PENDAHULUAN
A. Judul
Senyawa Antimikrobia
B. Tujuan
1. Mengetahui pengaruh pemberian bawang putih (Alium sativum L.)
dan belimbing wuluh (Averrhoa bilimbi L.) pada daging ayam.
2. Melakukan uji untuk mengetahui kemampuan senyawa antimikrobia
pada bumbu bawang putih (Allium sativum L.) dan belimbing wuluh
(Averrhoa bilimbi L.).
3. Menentukan dan mengetahui kemampuan senyawa antimikrobia pada
bumbu bawang putih (Alium sativum L.) dan belimbing wuluh
(Averrhoa bilimbi L.) yang paling efektif.
II. TINJAUAN PUSTAKA
Bumbu didefinisikan sebagai bahan yang mengandung satu atau lebih jenis
rempah yang ditambahkan ke dalam bahan makanan pada saat makanan tersebut
diolah (sebelum disajikan) dengan tujuan meemperbaiki aroma, cita rasa, tekstur,
dan penampakan secara keseluruhan. Secara alami, rempah-rempah mengandung
berbagai macam komponen aktif yang sangat besar peranannya dalam penciptaan
rasa suatu produk. Rempah-rempah mengandung zat antioksidan, antikapang,
antikhamir, antiseptik, antikanker, dan antibiotik yang kesemuanya itu sangat
besar peranannya dalam membuat bumbu-bumbuan menjadi awet (Astawaan,
2009).
Antibakteri adalah senyawa yang dapat menghambat pertumbuhan atau
mematikan bakteri. Antibakteri dalam definisi yang luas adalah suatu zat yang
mencegah terjadinya pertumbuhan dan reproduksi bakteri. Antibiotik maupun
antibakteri sama-sama menyerang bakteri, kedua istilah ini telah mengalami
pergeseran makna selama bertahun-tahun sehingga memiliki arti yang berbeda.

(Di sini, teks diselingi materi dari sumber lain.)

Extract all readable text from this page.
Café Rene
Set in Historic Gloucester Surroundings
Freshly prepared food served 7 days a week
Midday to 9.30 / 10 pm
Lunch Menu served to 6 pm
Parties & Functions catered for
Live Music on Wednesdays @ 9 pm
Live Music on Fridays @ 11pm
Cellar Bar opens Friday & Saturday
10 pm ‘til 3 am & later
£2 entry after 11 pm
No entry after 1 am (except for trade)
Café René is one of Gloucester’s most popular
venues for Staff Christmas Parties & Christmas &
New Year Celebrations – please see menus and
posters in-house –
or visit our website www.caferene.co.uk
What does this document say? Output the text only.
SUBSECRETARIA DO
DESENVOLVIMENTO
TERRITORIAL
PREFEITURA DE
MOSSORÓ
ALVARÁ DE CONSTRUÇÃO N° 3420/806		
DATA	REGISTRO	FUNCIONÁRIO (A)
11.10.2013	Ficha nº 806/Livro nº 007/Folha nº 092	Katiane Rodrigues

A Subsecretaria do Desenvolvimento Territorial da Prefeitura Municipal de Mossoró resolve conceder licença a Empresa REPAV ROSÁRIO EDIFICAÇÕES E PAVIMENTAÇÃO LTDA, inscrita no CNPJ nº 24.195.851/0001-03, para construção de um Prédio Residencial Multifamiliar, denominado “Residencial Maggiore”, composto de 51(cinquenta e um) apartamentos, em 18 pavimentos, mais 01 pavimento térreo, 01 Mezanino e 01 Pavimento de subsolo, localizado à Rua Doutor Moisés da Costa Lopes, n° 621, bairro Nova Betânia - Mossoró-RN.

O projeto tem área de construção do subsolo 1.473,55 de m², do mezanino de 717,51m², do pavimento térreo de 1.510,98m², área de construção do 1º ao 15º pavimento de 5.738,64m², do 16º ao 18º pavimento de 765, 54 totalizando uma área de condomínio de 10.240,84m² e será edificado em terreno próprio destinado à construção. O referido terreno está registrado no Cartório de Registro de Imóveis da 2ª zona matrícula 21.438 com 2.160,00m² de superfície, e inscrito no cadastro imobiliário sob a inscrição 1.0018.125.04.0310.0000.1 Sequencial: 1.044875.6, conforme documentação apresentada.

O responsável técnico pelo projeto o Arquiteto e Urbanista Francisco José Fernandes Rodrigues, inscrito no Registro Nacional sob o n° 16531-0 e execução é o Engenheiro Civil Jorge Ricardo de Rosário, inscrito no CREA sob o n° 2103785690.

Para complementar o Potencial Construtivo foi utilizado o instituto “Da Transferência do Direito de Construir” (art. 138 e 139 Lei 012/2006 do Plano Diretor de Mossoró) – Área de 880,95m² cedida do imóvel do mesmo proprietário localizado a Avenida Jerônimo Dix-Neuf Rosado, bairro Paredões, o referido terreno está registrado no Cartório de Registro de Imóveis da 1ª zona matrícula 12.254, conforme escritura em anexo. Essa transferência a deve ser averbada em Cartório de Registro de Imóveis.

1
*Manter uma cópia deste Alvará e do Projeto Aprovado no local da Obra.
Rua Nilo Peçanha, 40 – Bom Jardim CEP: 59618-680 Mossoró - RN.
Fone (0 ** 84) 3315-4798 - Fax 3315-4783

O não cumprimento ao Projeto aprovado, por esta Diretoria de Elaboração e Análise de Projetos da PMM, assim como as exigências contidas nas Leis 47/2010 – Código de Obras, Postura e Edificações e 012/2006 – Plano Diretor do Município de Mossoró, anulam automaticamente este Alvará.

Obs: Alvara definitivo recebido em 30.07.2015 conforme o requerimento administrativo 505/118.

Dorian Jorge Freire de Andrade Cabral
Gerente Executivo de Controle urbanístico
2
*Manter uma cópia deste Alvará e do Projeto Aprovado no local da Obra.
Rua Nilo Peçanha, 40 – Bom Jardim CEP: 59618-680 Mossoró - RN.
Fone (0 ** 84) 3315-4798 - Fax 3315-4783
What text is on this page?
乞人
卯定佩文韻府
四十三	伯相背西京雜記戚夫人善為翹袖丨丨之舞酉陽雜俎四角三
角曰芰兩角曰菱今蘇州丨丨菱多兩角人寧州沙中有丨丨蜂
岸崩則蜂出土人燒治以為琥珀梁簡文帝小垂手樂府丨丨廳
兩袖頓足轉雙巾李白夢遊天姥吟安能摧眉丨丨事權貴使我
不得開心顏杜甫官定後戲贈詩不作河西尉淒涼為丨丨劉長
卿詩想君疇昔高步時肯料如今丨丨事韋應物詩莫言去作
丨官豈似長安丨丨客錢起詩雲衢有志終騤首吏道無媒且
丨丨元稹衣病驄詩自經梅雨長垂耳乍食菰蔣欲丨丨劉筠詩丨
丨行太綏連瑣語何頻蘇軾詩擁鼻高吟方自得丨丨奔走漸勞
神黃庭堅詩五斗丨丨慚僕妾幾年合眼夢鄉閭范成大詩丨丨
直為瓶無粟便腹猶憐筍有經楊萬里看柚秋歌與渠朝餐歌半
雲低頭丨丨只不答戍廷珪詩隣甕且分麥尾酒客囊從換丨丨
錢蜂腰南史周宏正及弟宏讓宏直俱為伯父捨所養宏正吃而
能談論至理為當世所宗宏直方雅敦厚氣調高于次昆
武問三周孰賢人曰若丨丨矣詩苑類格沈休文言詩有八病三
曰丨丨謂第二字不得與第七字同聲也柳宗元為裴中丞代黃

Antibakteri biasanya dijabarkan sebagai suatu zat yang digunakan untuk
membersihkan permukaan dan menghilangkan bakteri yang berpotensi
membahayakan (Volk dan Wheeler, 1993).
Total Plate Count (TPC) adalah suatu metode uji cemaran mikroba yang
bertujuan untuk menghitung total koloni mikroba dalam contoh padat maupun cair
dengan metode cawan tuang dan pengenceran serial. Pada prinsipnya dilakukan
pengenceran terhadap sediaan yang diperiksa kemudian dilakukan penanaman
pada media lempeng agar. Jumlah koloni bakteri yang tumbuh pada lempeng agar
dihitung setelah inkubasi pada suhu dan waktu yang sesuai. Perhitungan
dilakukan terhadap petri dengan jumlah koloni bakteri antara 30-300. Manfaatnya
dari perhitungan ALT ini adalah untuk meghitung jumlah cemaran mikroba
yang terdapat dalam suatu sampel pada medium agar (Yunita dkk., 2015).
Dalam metode APC ini dilakukan seri pengenceran yang bertujuan untuk
mengurangi jumlah kandungan mikroba dalam sampel sehingga nantinya dapat
diamati dan diketahui jumlah mikroorganisme secara spesifik sehingga didapatkan
perhitungan yang tepat. Pengenceran memudahkan dalam perhitungan koloni
(Fardiaz, 1993).
Pertumbuhan mikroorganisme yang membentuk koloni dapat dianggap
bahwa setiap koloni yang tumbuh berasal dari satu sel, maka dengan menghitung
jumlah koloni dapat diketahui penyebaran bakteri yang ada pada bahan. Jumlah
mikroba pada suatu bahan dapat dihitung dengan berbagai macam cara,
tergantung pada bahan dan jenis mikrobanya. Bila suspensi ditumbuhkan pada
suatu medium dengan lingkungan yang sesuai, maka kelompok bakteri ini hanya
akan menghasilkan satu koloni saja. Berdasarkan hal tersebut sering kali
digunakan istilah Colony Forming Units (CFU) yang digunakan untuk
perhitungan jumlah mikroorganisme hidup (Dwidjoseputro, 1996).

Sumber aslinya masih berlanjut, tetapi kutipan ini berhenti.